China, however, is not South Africa. The stakes are much higher. We are talking about a country that will soon become the second largest economy in the world. I can just picture the management of Google on an investor conference call saying that they had decided to pull out of China because complying with Chinese laws on censorship would put them in conflict with one of Google’s values (‘Don’t be evil’?). It would be ugly. Guaranteed.

Then there’s the question – is what they are doing really ‘evil’? If so, how evil? On a scale of 1 to 10 where would you put Yahoo aiding the Chinese government in identifying Falun Gong web-site owners? On that same scale, where would you put the US government asking Google to hand over usage data related to terrorist like activities (I guess they want to know about anyone searching for ‘build a nuclear bomb in your garage’)? How about if the US government asked Google to hand over search phrases and click-stream data on suspected terrorists? To Google’s credit they have staunchly refused to do this. The matter is now in the courts.

Obeying the laws of a country is has binary states. You either do or you don’t. Being ethically or morally right is not binary. There are vast grey areas. And when the stakes are high like they are in China and you are managing a publicly listed company it is not easy to take the high ground.

What could make it a lot easier is if the US government stepped in and made some rules here. Like the Foreign Corrupt Practices Act, maybe there should be a Foreign Abetting Repression Act which prohibits American companies from collaborating with repressive governments. I see serious implementation problems here, but that’s what Congressmen are good at – legislating on complex matters. Such a law would make it a level playing field, so Yahoo wouldn’t have to worry that if they took the high ground in China, Google would eat their lunch. These four companies are great companies and I’m sure that given the chance they would do the right thing.

After all, the softest pillow is a clear conscience.

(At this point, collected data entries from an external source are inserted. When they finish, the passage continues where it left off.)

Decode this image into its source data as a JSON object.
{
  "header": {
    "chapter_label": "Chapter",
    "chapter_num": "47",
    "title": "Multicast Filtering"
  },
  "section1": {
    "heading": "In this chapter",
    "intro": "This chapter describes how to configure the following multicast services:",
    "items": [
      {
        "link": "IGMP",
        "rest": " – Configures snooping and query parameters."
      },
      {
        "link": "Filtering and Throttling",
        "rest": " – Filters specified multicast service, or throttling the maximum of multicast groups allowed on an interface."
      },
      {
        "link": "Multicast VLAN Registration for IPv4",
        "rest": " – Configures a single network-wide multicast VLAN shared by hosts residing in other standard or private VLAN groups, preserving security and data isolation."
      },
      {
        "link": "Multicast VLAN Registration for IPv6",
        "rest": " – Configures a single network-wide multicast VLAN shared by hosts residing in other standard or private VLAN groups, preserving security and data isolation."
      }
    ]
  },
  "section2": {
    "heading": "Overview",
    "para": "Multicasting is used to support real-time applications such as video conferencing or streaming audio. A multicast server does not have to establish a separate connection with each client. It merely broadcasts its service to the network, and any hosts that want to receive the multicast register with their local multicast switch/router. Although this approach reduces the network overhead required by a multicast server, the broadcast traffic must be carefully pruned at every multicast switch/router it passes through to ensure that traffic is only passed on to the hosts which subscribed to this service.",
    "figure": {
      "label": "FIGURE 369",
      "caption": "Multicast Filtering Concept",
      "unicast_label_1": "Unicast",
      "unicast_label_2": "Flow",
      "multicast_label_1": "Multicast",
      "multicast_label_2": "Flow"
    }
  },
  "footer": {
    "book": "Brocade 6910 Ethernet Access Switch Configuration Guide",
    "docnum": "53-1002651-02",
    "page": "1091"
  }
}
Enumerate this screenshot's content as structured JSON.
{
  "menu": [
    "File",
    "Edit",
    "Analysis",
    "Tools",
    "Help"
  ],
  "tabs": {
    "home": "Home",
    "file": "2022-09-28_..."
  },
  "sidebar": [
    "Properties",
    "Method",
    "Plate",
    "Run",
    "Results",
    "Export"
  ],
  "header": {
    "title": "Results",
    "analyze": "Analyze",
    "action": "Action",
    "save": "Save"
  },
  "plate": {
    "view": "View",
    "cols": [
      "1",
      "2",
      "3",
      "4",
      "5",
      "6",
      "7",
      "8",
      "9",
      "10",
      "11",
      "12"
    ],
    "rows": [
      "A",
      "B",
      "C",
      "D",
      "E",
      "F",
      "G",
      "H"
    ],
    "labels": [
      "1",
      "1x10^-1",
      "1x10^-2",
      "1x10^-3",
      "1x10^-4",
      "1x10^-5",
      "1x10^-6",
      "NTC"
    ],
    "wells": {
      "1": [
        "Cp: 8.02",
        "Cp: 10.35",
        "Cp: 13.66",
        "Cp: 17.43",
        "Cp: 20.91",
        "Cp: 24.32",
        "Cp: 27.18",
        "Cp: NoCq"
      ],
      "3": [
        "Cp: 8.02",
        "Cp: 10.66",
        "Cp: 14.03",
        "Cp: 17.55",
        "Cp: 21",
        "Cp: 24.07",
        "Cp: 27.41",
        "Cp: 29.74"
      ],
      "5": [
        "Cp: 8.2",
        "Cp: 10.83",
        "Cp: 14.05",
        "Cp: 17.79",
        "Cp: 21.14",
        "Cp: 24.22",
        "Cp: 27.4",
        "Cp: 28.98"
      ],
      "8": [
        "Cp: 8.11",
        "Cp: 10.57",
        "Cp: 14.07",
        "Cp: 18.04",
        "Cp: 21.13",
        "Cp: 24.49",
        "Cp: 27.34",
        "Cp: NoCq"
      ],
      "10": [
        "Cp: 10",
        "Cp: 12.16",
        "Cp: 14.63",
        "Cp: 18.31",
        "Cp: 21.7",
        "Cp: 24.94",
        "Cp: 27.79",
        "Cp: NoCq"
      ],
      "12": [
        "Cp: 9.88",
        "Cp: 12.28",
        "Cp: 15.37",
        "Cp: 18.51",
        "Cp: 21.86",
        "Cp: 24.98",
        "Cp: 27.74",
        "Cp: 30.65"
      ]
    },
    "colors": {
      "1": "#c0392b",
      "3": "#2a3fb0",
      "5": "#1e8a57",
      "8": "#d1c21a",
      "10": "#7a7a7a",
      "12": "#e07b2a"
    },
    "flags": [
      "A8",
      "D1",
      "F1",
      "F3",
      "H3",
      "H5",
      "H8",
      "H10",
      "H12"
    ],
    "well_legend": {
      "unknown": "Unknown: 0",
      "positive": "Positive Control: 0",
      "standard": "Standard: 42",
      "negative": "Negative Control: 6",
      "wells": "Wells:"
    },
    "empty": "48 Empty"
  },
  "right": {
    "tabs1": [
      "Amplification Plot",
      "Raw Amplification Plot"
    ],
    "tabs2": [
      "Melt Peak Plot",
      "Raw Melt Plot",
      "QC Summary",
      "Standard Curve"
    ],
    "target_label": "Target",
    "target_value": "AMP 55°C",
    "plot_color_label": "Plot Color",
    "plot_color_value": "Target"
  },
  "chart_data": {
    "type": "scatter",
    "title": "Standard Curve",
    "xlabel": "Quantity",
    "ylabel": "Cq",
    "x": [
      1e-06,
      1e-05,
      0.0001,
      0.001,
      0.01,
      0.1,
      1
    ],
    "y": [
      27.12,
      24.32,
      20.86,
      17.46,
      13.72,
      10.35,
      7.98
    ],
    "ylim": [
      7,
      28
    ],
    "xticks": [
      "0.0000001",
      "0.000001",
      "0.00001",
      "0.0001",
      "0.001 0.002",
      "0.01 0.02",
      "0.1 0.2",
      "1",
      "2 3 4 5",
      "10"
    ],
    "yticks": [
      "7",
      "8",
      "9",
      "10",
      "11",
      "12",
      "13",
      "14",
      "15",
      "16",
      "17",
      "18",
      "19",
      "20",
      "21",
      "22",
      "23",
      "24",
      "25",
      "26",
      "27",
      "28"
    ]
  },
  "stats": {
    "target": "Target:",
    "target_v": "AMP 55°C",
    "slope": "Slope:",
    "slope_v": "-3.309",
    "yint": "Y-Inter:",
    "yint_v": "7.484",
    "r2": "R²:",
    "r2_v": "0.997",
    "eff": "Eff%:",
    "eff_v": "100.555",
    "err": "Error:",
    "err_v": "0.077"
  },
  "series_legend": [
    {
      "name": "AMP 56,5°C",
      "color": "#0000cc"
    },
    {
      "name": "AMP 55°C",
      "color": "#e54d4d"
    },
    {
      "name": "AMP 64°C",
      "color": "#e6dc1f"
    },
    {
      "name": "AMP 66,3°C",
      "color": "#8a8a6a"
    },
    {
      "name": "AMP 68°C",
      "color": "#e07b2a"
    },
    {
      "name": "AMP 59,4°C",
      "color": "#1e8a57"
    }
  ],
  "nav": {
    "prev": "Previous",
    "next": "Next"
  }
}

Infosys getting the attention of class-action lawyers

In another development it seems like my old employer Infosys,
like TCS, has also caught the attention of the class-action trial lawyers. Some
law firm seems to be soliciting interest on the internet from Infosys employees
who, in the past have worked overtime in California and have not been paid
overtime. Interestingly, if you search for ‘Infosys’ on Google, the top-most
sponsored link is from this web-site. Someone obviously thinks this is worth
the trouble.


Interestingly, IBM has a similar overtime class-action
brewing. Many law firms are behind this one, including Lieff Cabraser,
the firm suing TCS. So Infosys is in good company on this one, with IBM.
Unfortunately, that is the only good thing you can say about the situation. A
lawsuit like this, if indeed it materializes, can be expensive, distracting for
management and can damage the company’s reputation.


The claim itself, that the company’s employees were asked to
work overtime without payment, is not going to get more than a shrug, at least
in the Bay Area. Silicon Valley runs on Jolt Cola and other higher forms of
caffeine that allow IT workers to minimize sleep and maximize work. Whether its
IBM, Infosys or the latest start-up, IT workers in general put in more than 8
hours of work a day. Before we start feeling sorry for them, we should remember
that an IT worker is well paid and in-demand. His skills are highly
transferable in a huge global market for IT workers. I don’t believe he needs
the kind of protection a unionized auto worker has (and see what that’s done to
Detroit) – neither in the US, nor in India.


I do hope the Infosys overtime ‘fishing expedition’ fails.
Otherwise, it will be bad news all around – for IT services companies, for
clients and yes, for employees as well.